Black blocs et autonomes : le bilan matériel complet du 1er mai

@DR

L’Incorrect s’est procuré le bilan complet des interpellations et des dégradations commises lors du mardi 1er mai 2018, entre 14H00 et 18H30, de la place de la Bastille (75011) jusqu’à la place d’Italie (75013). Ces chiffres, de source policière, sont exacts.

 

Bilan des interpellations effectuées dans le cadre de cette manifestation :

276 interpellations

148 présentations à un Officier de la Police judiciaire de la DSPAP, ayant donné lieu à 102 mesures de garde à vue

Bilan des dégradations commises sur l’ensemble du parcours de la manifestation :

31 commerces dégradés (dont 2 partiellement incendiés, des vitrines brisées ou dégradées par des tags, des commerces saccagés et/ou pillés), dont :

-6 commerces de restauration (un Mac Donald’s partiellement incendié)

-5 agences immobilières

-4 garages ou concessionnaires automobiles (un garage Renault partiellement incendié au niveau de l’entrée)

-3 agences bancaires

-3 pharmacies

-3 supérettes (deux Monoprix et un Franprix)

-1 boutique d’optique

-1 centre dentaire

-1 agence d’assurances

-4 autres commerces

 

Mobilier urbain et de la voirie très dégradé :

-10 véhicules dégradés

-6 véhicules incendiés ou détruits

 

Bilan des arrestations signalées, après 23h00, en marge de la manifestation ;

-Vers 23H00, 7 individus en possession de marteaux et de masques à gaz, ayant participé aux dégradations de deux commerces et d’une banque (boutique Pépé Jeans Paris IV, boutique Devernois Paris IV, agence BNP Paris IV) ont été arrêtés et placés en garde à vue.

 

Les Blacks blocs sont connus et repérés depuis au moins 15 ans. Il suffit de se souvenir des évènements du G20 d’Hambourg pour avoir une petite idée de leur pouvoir de nuisance.

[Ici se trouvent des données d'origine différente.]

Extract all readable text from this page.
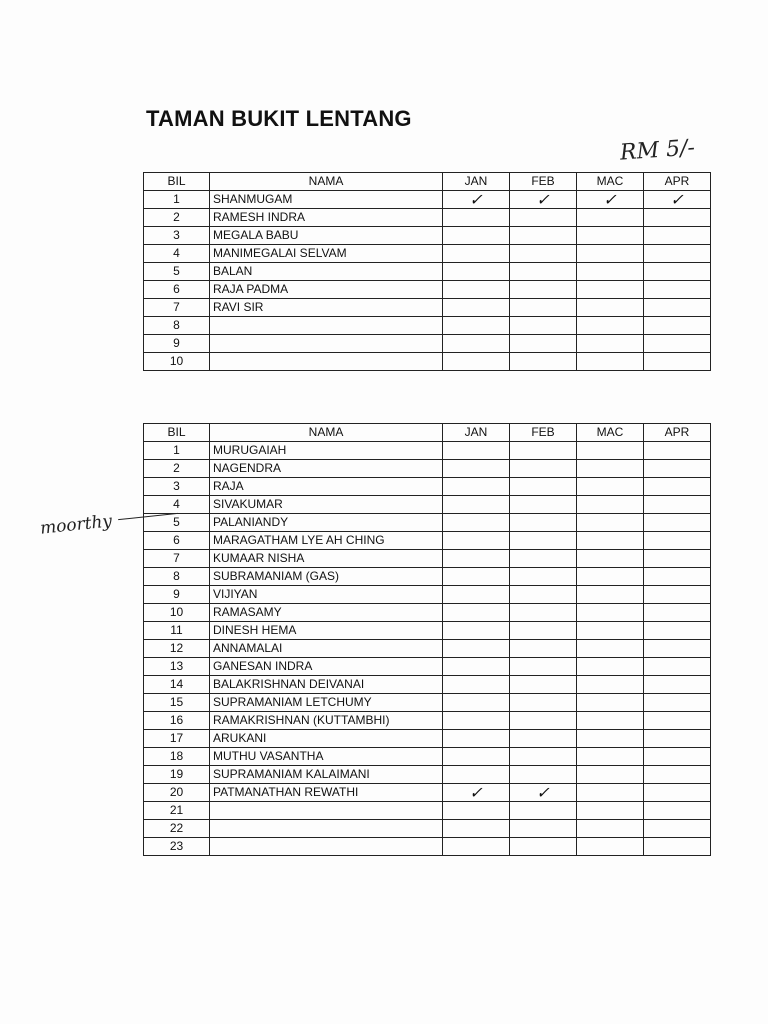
TAMAN BUKIT LENTANG
RM 5/-
moorthy
BIL	NAMA	JAN	FEB	MAC	APR
1	SHANMUGAM	✓	✓	✓	✓
2	RAMESH INDRA				
3	MEGALA BABU				
4	MANIMEGALAI SELVAM				
5	BALAN				
6	RAJA PADMA				
7	RAVI SIR				
8					
9					
10					
BIL	NAMA	JAN	FEB	MAC	APR
1	MURUGAIAH				
2	NAGENDRA				
3	RAJA				
4	SIVAKUMAR				
5	PALANIANDY				
6	MARAGATHAM LYE AH CHING				
7	KUMAAR NISHA				
8	SUBRAMANIAM (GAS)				
9	VIJIYAN				
10	RAMASAMY				
11	DINESH HEMA				
12	ANNAMALAI				
13	GANESAN INDRA				
14	BALAKRISHNAN DEIVANAI				
15	SUPRAMANIAM LETCHUMY				
16	RAMAKRISHNAN (KUTTAMBHI)				
17	ARUKANI				
18	MUTHU VASANTHA				
19	SUPRAMANIAM KALAIMANI				
20	PATMANATHAN REWATHI	✓	✓		
21					
22					
23					
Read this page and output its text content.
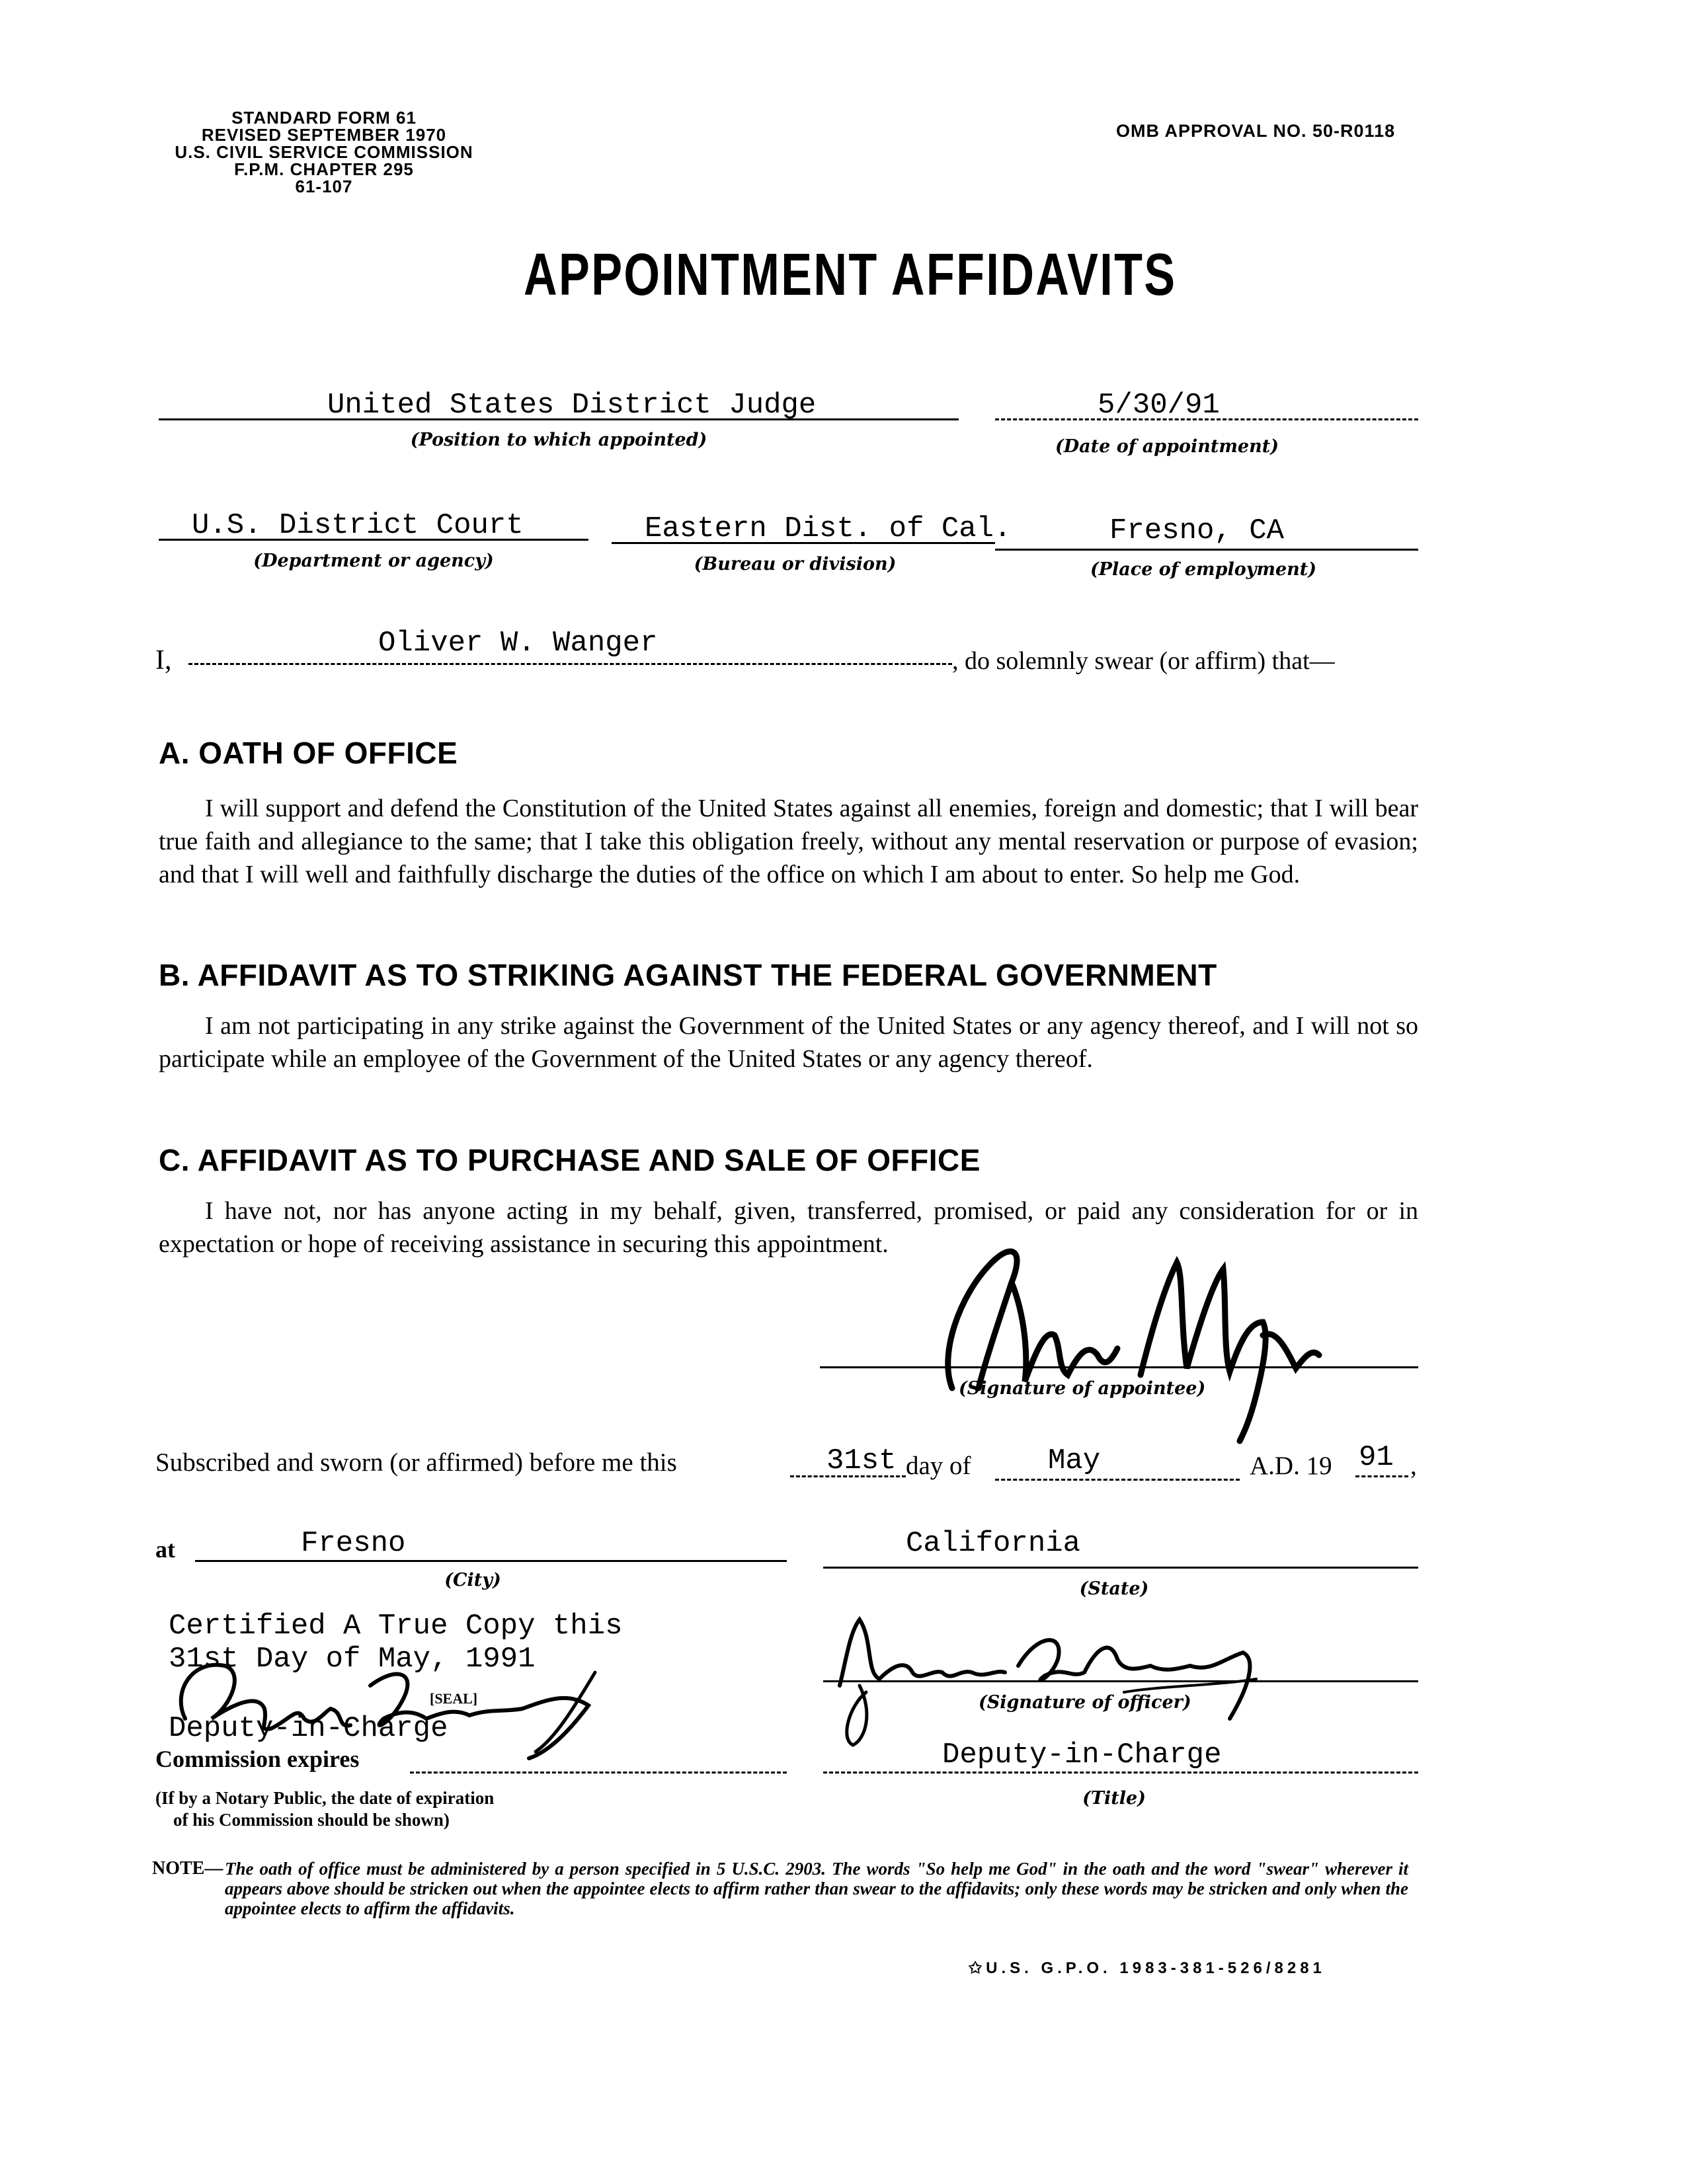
STANDARD FORM 61
REVISED SEPTEMBER 1970
U.S. CIVIL SERVICE COMMISSION
F.P.M. CHAPTER 295
61-107
OMB APPROVAL NO. 50-R0118
APPOINTMENT AFFIDAVITS
United States District Judge
(Position to which appointed)
5/30/91
(Date of appointment)
U.S. District Court
(Department or agency)
Eastern Dist. of Cal.
(Bureau or division)
Fresno, CA
(Place of employment)
I,
Oliver W. Wanger
, do solemnly swear (or affirm) that—
A. OATH OF OFFICE
I will support and defend the Constitution of the United States against all enemies, foreign and domestic; that I will bear true faith and allegiance to the same; that I take this obligation freely, without any mental reservation or purpose of evasion; and that I will well and faithfully discharge the duties of the office on which I am about to enter. So help me God.
B. AFFIDAVIT AS TO STRIKING AGAINST THE FEDERAL GOVERNMENT
I am not participating in any strike against the Government of the United States or any agency thereof, and I will not so participate while an employee of the Government of the United States or any agency thereof.
C. AFFIDAVIT AS TO PURCHASE AND SALE OF OFFICE
I have not, nor has anyone acting in my behalf, given, transferred, promised, or paid any consideration for or in expectation or hope of receiving assistance in securing this appointment.
(Signature of appointee)
Subscribed and sworn (or affirmed) before me this	31st day of	May	A.D. 19 91 ,
at	Fresno
(City)
California
(State)
Certified A True Copy this
31st Day of May, 1991
[SEAL]
Deputy-in-Charge
Commission expires
(If by a Notary Public, the date of expiration
of his Commission should be shown)
(Signature of officer)
Deputy-in-Charge
(Title)
NOTE— The oath of office must be administered by a person specified in 5 U.S.C. 2903. The words "So help me God" in the oath and the word "swear" wherever it appears above should be stricken out when the appointee elects to affirm rather than swear to the affidavits; only these words may be stricken and only when the appointee elects to affirm the affidavits.
✩U.S. G.P.O. 1983-381-526/8281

Appartenant à la mouvance de l’anarchisme autonome et antifascistes, voire, moins fréquemment, au communisme libertaire, ils profitent des manifestations pour détruire et semer le chaos, selon une stratégie éprouvée et efficace. Contrairement à ce qu’ont affirmé Jean-Luc Mélenchon et les leaders de La France Insoumise, mais aussi Christian Estrosi, ils ne sont pas d’extrême droite, mais d’ultra gauche, sauf à considérer que les anarchistes seraient une branche de la réaction, dans la lignée des marxistes-léninistes et des staliniens qui haïssaient notamment l’ukrainien Makhno. Outillés intellectuellement, ils sont aussi extrêmement bien organisés sur le terrain. De nos jours, ils ont ajouté à leur corpus idéologique traditionnel, les luttes postmodernes et « diversitaires » (genre, minorités LGBT, combat anti impérialiste et tiersmondiste).